Liputan6.com, Jakarta - WhatsApp akhirnya merilis fitur baru yang mempermudah mengetahui obrolan yang tertinggal. Dengan fitur ini, pengguna nantinya dapat melihat ringkasan dari pesan-pesan yang belum terbaca di aplikasi chatting tersebut.
Dikutip dari GSM Arena, Sabtu (28/6/2025), fitur yang diberi nama Message Summaries ini hadir dengan dukungan Meta AI dan teknologi Private Processing.
Fitur ini mampu menyusun ringkasan berbentuk poin-poin dari pesan yang belum dibaca. Untuk melakukannya, pengguna cukup mengetuk jumlah pesan yang belum dibaca dalam percakapan.
Dijelaskan, fitur ini bersifat opsional dan tidak diaktifkan secara default. Karenanya, pengguna aplikasi WhatsApp dapat menyetel fitur ini lewat pengaturan Advanced Chat Privacy.

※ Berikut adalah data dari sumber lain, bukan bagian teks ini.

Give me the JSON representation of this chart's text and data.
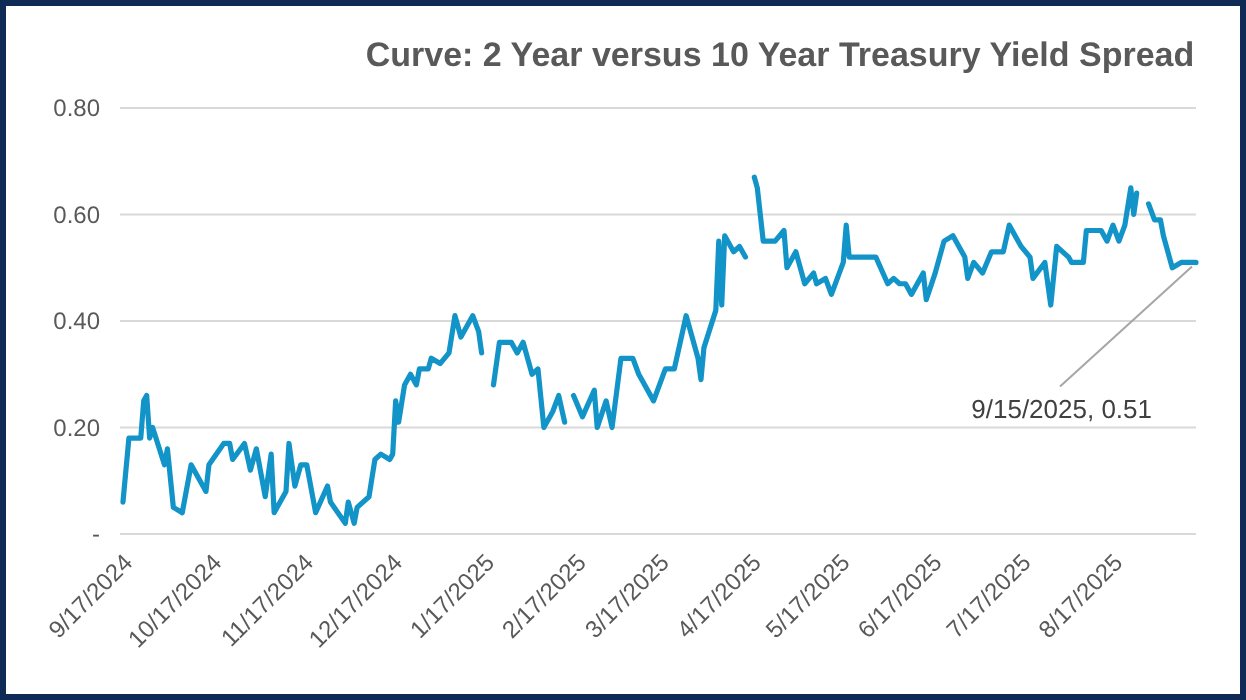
{
  "chart_data": {
    "type": "line",
    "title": "Curve: 2 Year versus 10 Year Treasury Yield Spread",
    "x": [
      "2024-09-18",
      "2024-09-20",
      "2024-09-24",
      "2024-09-25",
      "2024-09-26",
      "2024-09-27",
      "2024-09-28",
      "2024-10-02",
      "2024-10-03",
      "2024-10-05",
      "2024-10-08",
      "2024-10-11",
      "2024-10-16",
      "2024-10-17",
      "2024-10-22",
      "2024-10-24",
      "2024-10-25",
      "2024-10-29",
      "2024-10-31",
      "2024-11-02",
      "2024-11-05",
      "2024-11-07",
      "2024-11-08",
      "2024-11-12",
      "2024-11-13",
      "2024-11-15",
      "2024-11-17",
      "2024-11-19",
      "2024-11-22",
      "2024-11-26",
      "2024-11-27",
      "2024-12-02",
      "2024-12-03",
      "2024-12-05",
      "2024-12-06",
      "2024-12-10",
      "2024-12-12",
      "2024-12-14",
      "2024-12-17",
      "2024-12-18",
      "2024-12-19",
      "2024-12-20",
      "2024-12-22",
      "2024-12-24",
      "2024-12-26",
      "2024-12-27",
      "2024-12-30",
      "2024-12-31",
      "2025-01-03",
      "2025-01-06",
      "2025-01-08",
      "2025-01-10",
      "2025-01-14",
      "2025-01-16",
      "2025-01-17",
      "2025-01-19",
      "2025-01-21",
      "2025-01-23",
      "2025-01-27",
      "2025-01-29",
      "2025-01-31",
      "2025-02-03",
      "2025-02-05",
      "2025-02-07",
      "2025-02-10",
      "2025-02-12",
      "2025-02-14",
      "2025-02-15",
      "2025-02-17",
      "2025-02-20",
      "2025-02-24",
      "2025-02-25",
      "2025-02-28",
      "2025-03-02",
      "2025-03-05",
      "2025-03-09",
      "2025-03-11",
      "2025-03-16",
      "2025-03-20",
      "2025-03-23",
      "2025-03-27",
      "2025-03-31",
      "2025-04-01",
      "2025-04-02",
      "2025-04-06",
      "2025-04-07",
      "2025-04-08",
      "2025-04-09",
      "2025-04-12",
      "2025-04-14",
      "2025-04-16",
      "2025-04-18",
      "2025-04-19",
      "2025-04-20",
      "2025-04-22",
      "2025-04-26",
      "2025-04-29",
      "2025-04-30",
      "2025-05-03",
      "2025-05-06",
      "2025-05-09",
      "2025-05-10",
      "2025-05-13",
      "2025-05-15",
      "2025-05-19",
      "2025-05-20",
      "2025-05-21",
      "2025-05-28",
      "2025-05-30",
      "2025-06-03",
      "2025-06-05",
      "2025-06-07",
      "2025-06-09",
      "2025-06-11",
      "2025-06-15",
      "2025-06-16",
      "2025-06-19",
      "2025-06-22",
      "2025-06-25",
      "2025-06-29",
      "2025-06-30",
      "2025-07-02",
      "2025-07-05",
      "2025-07-08",
      "2025-07-12",
      "2025-07-14",
      "2025-07-18",
      "2025-07-21",
      "2025-07-22",
      "2025-07-26",
      "2025-07-28",
      "2025-07-30",
      "2025-08-03",
      "2025-08-04",
      "2025-08-08",
      "2025-08-09",
      "2025-08-12",
      "2025-08-14",
      "2025-08-16",
      "2025-08-18",
      "2025-08-20",
      "2025-08-22",
      "2025-08-24",
      "2025-08-25",
      "2025-08-26",
      "2025-08-28",
      "2025-08-30",
      "2025-09-01",
      "2025-09-03",
      "2025-09-04",
      "2025-09-07",
      "2025-09-10",
      "2025-09-12",
      "2025-09-15"
    ],
    "series": [
      {
        "color": "#1394c8",
        "values": [
          0.06,
          0.18,
          0.18,
          0.25,
          0.26,
          0.18,
          0.2,
          0.13,
          0.16,
          0.05,
          0.04,
          0.13,
          0.08,
          0.13,
          0.17,
          0.17,
          0.14,
          0.17,
          0.12,
          0.16,
          0.07,
          0.15,
          0.04,
          0.08,
          0.17,
          0.09,
          0.13,
          0.13,
          0.04,
          0.09,
          0.06,
          0.02,
          0.06,
          0.02,
          0.05,
          0.07,
          0.14,
          0.15,
          0.14,
          0.15,
          0.25,
          0.21,
          0.28,
          0.3,
          0.28,
          0.31,
          0.31,
          0.33,
          0.32,
          0.34,
          0.41,
          0.37,
          0.41,
          0.38,
          0.34,
          null,
          0.28,
          0.36,
          0.36,
          0.34,
          0.36,
          0.3,
          0.31,
          0.2,
          0.23,
          0.26,
          0.21,
          null,
          0.26,
          0.22,
          0.27,
          0.2,
          0.25,
          0.2,
          0.33,
          0.33,
          0.3,
          0.25,
          0.31,
          0.31,
          0.41,
          0.33,
          0.29,
          0.35,
          0.42,
          0.55,
          0.43,
          0.56,
          0.53,
          0.54,
          0.52,
          null,
          0.67,
          0.65,
          0.55,
          0.55,
          0.57,
          0.5,
          0.53,
          0.47,
          0.49,
          0.47,
          0.48,
          0.45,
          0.51,
          0.58,
          0.52,
          0.52,
          0.52,
          0.47,
          0.48,
          0.47,
          0.47,
          0.45,
          0.49,
          0.44,
          0.49,
          0.55,
          0.56,
          0.52,
          0.48,
          0.51,
          0.49,
          0.53,
          0.53,
          0.58,
          0.54,
          0.52,
          0.48,
          0.51,
          0.43,
          0.54,
          0.52,
          0.51,
          0.51,
          0.57,
          0.57,
          0.57,
          0.55,
          0.58,
          0.55,
          0.58,
          0.65,
          0.6,
          0.64,
          null,
          0.62,
          0.59,
          0.59,
          0.56,
          0.5,
          0.51,
          0.51,
          0.51
        ]
      }
    ],
    "xlim": [
      "2024-09-17",
      "2025-09-15"
    ],
    "xticks": [
      {
        "value": "2024-09-17",
        "label": "9/17/2024"
      },
      {
        "value": "2024-10-17",
        "label": "10/17/2024"
      },
      {
        "value": "2024-11-17",
        "label": "11/17/2024"
      },
      {
        "value": "2024-12-17",
        "label": "12/17/2024"
      },
      {
        "value": "2025-01-17",
        "label": "1/17/2025"
      },
      {
        "value": "2025-02-17",
        "label": "2/17/2025"
      },
      {
        "value": "2025-03-17",
        "label": "3/17/2025"
      },
      {
        "value": "2025-04-17",
        "label": "4/17/2025"
      },
      {
        "value": "2025-05-17",
        "label": "5/17/2025"
      },
      {
        "value": "2025-06-17",
        "label": "6/17/2025"
      },
      {
        "value": "2025-07-17",
        "label": "7/17/2025"
      },
      {
        "value": "2025-08-17",
        "label": "8/17/2025"
      }
    ],
    "ylim": [
      0,
      0.8
    ],
    "yticks": [
      {
        "value": 0,
        "label": "-"
      },
      {
        "value": 0.2,
        "label": "0.20"
      },
      {
        "value": 0.4,
        "label": "0.40"
      },
      {
        "value": 0.6,
        "label": "0.60"
      },
      {
        "value": 0.8,
        "label": "0.80"
      }
    ],
    "grid": "y",
    "annotations": [
      {
        "text": "9/15/2025, 0.51",
        "x": "2025-09-15",
        "y": 0.51
      }
    ]
  }
}
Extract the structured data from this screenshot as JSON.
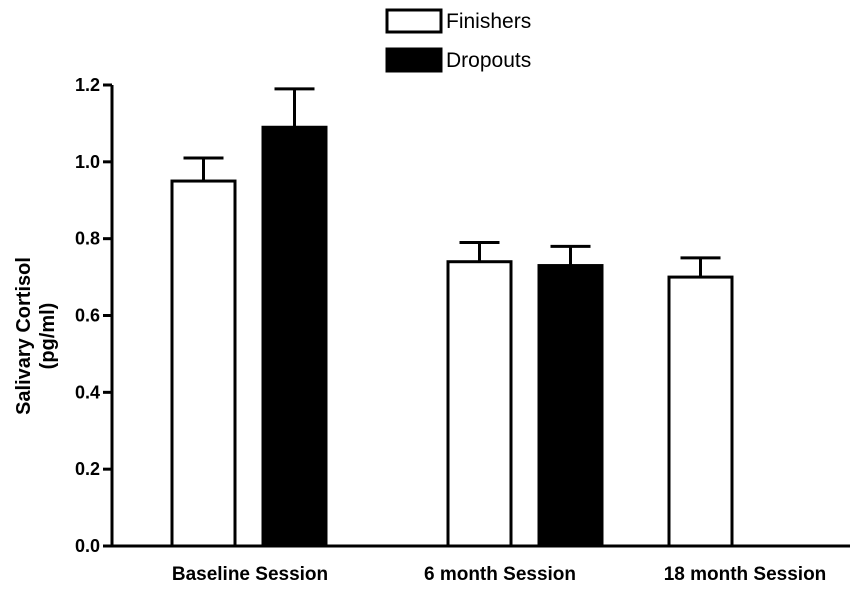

Lewat pengaturan tersebut, pengguna dapat memilih obrolan mana saja akan dibagikan dengan fitur ini. Selain itu, WhatsApp juga memastikan privasi percakapan pengguna tetap terjaga.
Nantinya, WhatsApp, Meta, maupun pihak ketiga tidak dapat mengakses isi pesan maupun ringkasannya. Bahkan, jika memakainya untuk merangkum percakapan dalam grup, pengguna lain tidak akan mengetahuinya.
Untuk sekarang, fitur ini hanya tersedia untuk pengguna di wilayah Amerika Serikat dan baru mendukung bahasa Inggris. Namun ke depannya, dukungan untuk wilayah dan bahasa lain akan menyusul di akhir tahun.
Parlemen AS Larang Anggota Pakai WhatsApp karena Masalah Keamanan
Di sisi lain, parlemen atau Kongres AS disebut-sebut melarang anggotanya menggunakan aplikasi pesan WhatsApp karena adanya risiko keamanan. Para anggota parlemen diminta untuk menghapus pemasangan WhatsApp pada perangkat milik pemerintah.
Larangan ini diberlakukan setelah adanya peringatan dari Kantor Keamanan Siber AS. Sebelumnya, parlemen AS juga melarang penggunaan TikTok dan sejumlah aplikasi AI.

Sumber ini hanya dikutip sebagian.